A state audit harshly criticizes the Department of Health and Human Services for its efforts to move the state to a privatized child welfare system.
State Auditor Mike Foley has outlined the findings of his office before the legislative Health and Human Services committee, findings which criticize the department’s spending, its lack of documentation and its failure to seek public bids for service contracts. Foley tells the committee the department has failed to provide any documentation on how it spent $7 million on six different providers to implement the Families Matter reform.
“We repeatedly asked DHHS for any background, supporting documentation on how that $7 million figure was arrived at,” Foley testifies. “Not a scrap of paper, not an email, not a note, nothing was provided to use to support the $7million expenditure.”
Foley says child welfare costs have jumped 27% since 2009 when Families Matter reform was implemented, growing from $107.7 million in 2009 to $136.5 million in 2011.
The state auditor says the DHHS couldn’t provide his auditors with documentation to justify $25 million in amendments to various contracts.
“Again, not a scrap of paper was provided to us,” according to Foley. “How is it possible that a state agency could initiate $25 million in additional spending and nobody has any notes? Nobody has any emails. No documentation could be provided to the auditors.”
Foley contends that DHHS overpaid one service provider, Visinet, by $3.9 million. The audit claims the department made payments to Visinet for 76 days during which the company provided no services. Foley adds that DHHS failed to seek public bids for providers.
DHHS failed to monitor subcontractors, according to the audit. One sub-contractor, says Foley, hired uncredentialed workers.

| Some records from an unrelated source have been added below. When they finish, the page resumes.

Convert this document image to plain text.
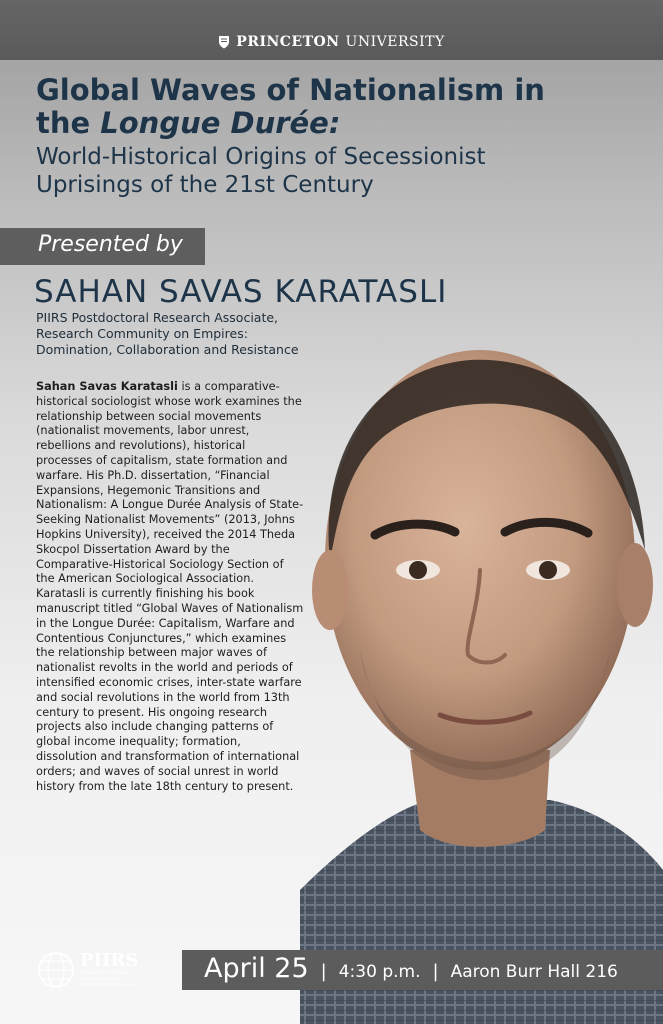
PRINCETON UNIVERSITY
Global Waves of Nationalism in
the Longue Durée:
World-Historical Origins of Secessionist
Uprisings of the 21st Century
Presented by
SAHAN SAVAS KARATASLI
PIIRS Postdoctoral Research Associate,
Research Community on Empires:
Domination, Collaboration and Resistance
Sahan Savas Karatasli is a comparative-historical sociologist whose work examines the relationship between social movements (nationalist movements, labor unrest, rebellions and revolutions), historical processes of capitalism, state formation and warfare. His Ph.D. dissertation, “Financial Expansions, Hegemonic Transitions and Nationalism: A Longue Durée Analysis of State-Seeking Nationalist Movements” (2013, Johns Hopkins University), received the 2014 Theda Skocpol Dissertation Award by the Comparative-Historical Sociology Section of the American Sociological Association. Karatasli is currently finishing his book manuscript titled “Global Waves of Nationalism in the Longue Durée: Capitalism, Warfare and Contentious Conjunctures,” which examines the relationship between major waves of nationalist revolts in the world and periods of intensified economic crises, inter-state warfare and social revolutions in the world from 13th century to present. His ongoing research projects also include changing patterns of global income inequality; formation, dissolution and transformation of international orders; and waves of social unrest in world history from the late 18th century to present.
PIIRS
Princeton Institute
for International
and Regional Studies
April 25 | 4:30 p.m. | Aaron Burr Hall 216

“These are people they hired from Taco Bell and Wal-Mart,” according to Foley. “They’re paying them $10 to $12 an hour and then they are billing the state of Nebraska $47 an hour for services that they are not credentialed to provide.”
The Department of Health and Human Services has released a statement, refuting the audit conclusions. DHHS acknowledges the cost of providing child welfare services has increased, but believes the amounts being paid to contractors are “necessary and reasonable.” DHHS says it has implemented additional oversight measures.
DHHS will begin to make random reviews of contractors and subcontractors finances. “If DHHS receives credible concerns about a specific provider, the matter will be reviewed and appropriate actions will be taken.”